Here’s another example of how net pricing can work:
A seller tells his cousin that he wants to sell his property for US$50,000. The cousin tells his neighbor that the property is available and adds US$5,000 to the price as commission for himself. The neighbor tells his brother and adds US$10,000 for himself. Then the brother of the neighbor goes to a real estate agent, offering to place the property for sale with that agent and adding another US$15,000 to the price as his take.
Now, as far as the agent is concerned, the price of the property is US$80,000. He adds US$20,000 for his own commission and begins promoting the listing.
This example is most common with raw land in the countryside, where the owner may not even know that the real estate agent listing his land exists.
With no multiple listing service, no agency cooperation, and typically no decent sales records, foreign real estate markets are studies in inefficiency. You can do your research to try to determine current prices and values, but your best defense against being the victim of net pricing is to deal direct with the seller to negotiate price. That won’t eliminate the risk of being stung by net pricing, but it will reduce it.
Of course, negotiating direct with the seller introduces another risk factor: gringo pricing. It is commonly believed among the general population of Central America that all gringos are rich and therefore can afford to pay more for any piece of property than a local. When they see the color of your skin or hear the accent in your Spanish, they hike up the price.
In some parts of the world, land prices can be so low that even the gringo price will seem cheap to you. One colleague of mine moved to a new country several years ago and began dabbling in local real estate. The first year, he knew he was getting only gringo pricing so he didn’t buy anything but kept researching and scouting.
The second year he thought he had penetrated to local level pricing…because he was being quoted prices 20% lower than the year before (this though the market had appreciated nicely overall in the intervening months).

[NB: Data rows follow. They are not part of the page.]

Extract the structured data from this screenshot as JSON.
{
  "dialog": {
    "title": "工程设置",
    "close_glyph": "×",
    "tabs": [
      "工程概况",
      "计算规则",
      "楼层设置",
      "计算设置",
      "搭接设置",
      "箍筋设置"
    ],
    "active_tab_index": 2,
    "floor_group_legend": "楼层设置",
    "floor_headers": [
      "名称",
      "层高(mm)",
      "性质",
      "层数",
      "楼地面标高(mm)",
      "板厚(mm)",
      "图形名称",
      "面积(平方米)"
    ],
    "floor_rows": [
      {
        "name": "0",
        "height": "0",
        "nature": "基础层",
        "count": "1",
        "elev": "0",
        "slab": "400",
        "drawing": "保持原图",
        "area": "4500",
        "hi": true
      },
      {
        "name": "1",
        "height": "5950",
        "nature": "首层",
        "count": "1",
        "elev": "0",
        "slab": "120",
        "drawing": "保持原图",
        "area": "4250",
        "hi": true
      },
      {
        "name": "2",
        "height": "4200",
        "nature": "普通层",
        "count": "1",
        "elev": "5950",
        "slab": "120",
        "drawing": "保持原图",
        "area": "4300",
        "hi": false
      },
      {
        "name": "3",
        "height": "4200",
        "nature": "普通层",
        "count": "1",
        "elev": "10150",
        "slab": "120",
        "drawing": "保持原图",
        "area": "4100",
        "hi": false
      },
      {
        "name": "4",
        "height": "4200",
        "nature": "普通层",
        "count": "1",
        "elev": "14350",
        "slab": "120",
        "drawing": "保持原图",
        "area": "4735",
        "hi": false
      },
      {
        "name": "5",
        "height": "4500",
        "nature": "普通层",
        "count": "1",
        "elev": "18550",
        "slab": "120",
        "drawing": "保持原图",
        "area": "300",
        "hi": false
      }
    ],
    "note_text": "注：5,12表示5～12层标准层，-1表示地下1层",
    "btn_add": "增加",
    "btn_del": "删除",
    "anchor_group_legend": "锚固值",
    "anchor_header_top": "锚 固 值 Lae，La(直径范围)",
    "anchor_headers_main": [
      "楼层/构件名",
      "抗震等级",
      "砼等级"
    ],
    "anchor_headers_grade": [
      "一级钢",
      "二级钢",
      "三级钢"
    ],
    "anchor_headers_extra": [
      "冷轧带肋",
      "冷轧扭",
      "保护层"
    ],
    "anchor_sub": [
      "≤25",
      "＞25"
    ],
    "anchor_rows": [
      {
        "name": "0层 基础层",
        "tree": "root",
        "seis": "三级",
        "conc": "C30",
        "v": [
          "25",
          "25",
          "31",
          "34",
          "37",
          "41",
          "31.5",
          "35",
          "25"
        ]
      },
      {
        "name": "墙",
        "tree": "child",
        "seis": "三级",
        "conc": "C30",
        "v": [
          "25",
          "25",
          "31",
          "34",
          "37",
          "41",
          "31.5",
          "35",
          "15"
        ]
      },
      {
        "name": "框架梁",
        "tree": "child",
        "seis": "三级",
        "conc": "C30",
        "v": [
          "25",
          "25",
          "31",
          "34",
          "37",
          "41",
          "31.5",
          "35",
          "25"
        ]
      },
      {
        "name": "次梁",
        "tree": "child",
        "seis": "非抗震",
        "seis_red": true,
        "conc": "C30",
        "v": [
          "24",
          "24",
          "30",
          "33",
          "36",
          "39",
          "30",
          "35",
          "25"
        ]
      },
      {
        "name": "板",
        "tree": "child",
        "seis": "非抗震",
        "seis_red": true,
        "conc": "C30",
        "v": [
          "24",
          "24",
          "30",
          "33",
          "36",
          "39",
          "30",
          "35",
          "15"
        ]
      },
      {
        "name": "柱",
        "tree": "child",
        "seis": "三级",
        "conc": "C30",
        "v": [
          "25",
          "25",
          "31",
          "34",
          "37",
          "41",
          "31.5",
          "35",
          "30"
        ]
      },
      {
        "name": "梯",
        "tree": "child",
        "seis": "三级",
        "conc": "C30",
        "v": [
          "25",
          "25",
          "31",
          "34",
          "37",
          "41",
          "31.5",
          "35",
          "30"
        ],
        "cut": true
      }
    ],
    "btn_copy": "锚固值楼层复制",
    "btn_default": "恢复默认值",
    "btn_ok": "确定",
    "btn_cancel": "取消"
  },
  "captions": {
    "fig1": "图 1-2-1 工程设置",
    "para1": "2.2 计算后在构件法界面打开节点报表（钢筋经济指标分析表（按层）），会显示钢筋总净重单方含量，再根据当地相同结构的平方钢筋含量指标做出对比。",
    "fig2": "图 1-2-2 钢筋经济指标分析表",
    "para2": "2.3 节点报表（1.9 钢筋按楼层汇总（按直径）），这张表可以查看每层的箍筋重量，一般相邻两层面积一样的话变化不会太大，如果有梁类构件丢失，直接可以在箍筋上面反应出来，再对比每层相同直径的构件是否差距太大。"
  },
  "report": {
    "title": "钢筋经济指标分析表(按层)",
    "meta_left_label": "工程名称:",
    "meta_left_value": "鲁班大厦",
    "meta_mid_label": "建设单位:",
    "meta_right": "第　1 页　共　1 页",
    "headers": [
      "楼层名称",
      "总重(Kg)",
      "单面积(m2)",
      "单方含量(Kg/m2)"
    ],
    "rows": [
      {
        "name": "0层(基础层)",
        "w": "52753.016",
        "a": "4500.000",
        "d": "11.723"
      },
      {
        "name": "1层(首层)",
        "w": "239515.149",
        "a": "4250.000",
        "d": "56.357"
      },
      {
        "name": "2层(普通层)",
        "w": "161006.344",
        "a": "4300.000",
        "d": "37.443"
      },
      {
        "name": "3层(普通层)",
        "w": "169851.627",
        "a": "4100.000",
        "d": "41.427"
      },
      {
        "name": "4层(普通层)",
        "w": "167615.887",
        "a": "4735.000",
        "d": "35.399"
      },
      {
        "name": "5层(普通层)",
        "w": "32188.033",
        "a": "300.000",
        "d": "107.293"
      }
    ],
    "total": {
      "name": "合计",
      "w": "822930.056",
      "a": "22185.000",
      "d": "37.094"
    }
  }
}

He bought a few pieces of land and kept looking for more good deals.
In year three, my colleague engaged a local scout…who was quoted prices a further 20% below prices from year one (again even though the market had continued to move up overall).
In retrospect, my colleague now sees that it wasn’t until year four that he in fact gained access to true local level pricing.
This is not say that he didn’t make good investments in his first couple of years of buying. Those buys have appreciated in value, but the best deals were made in year four and beyond.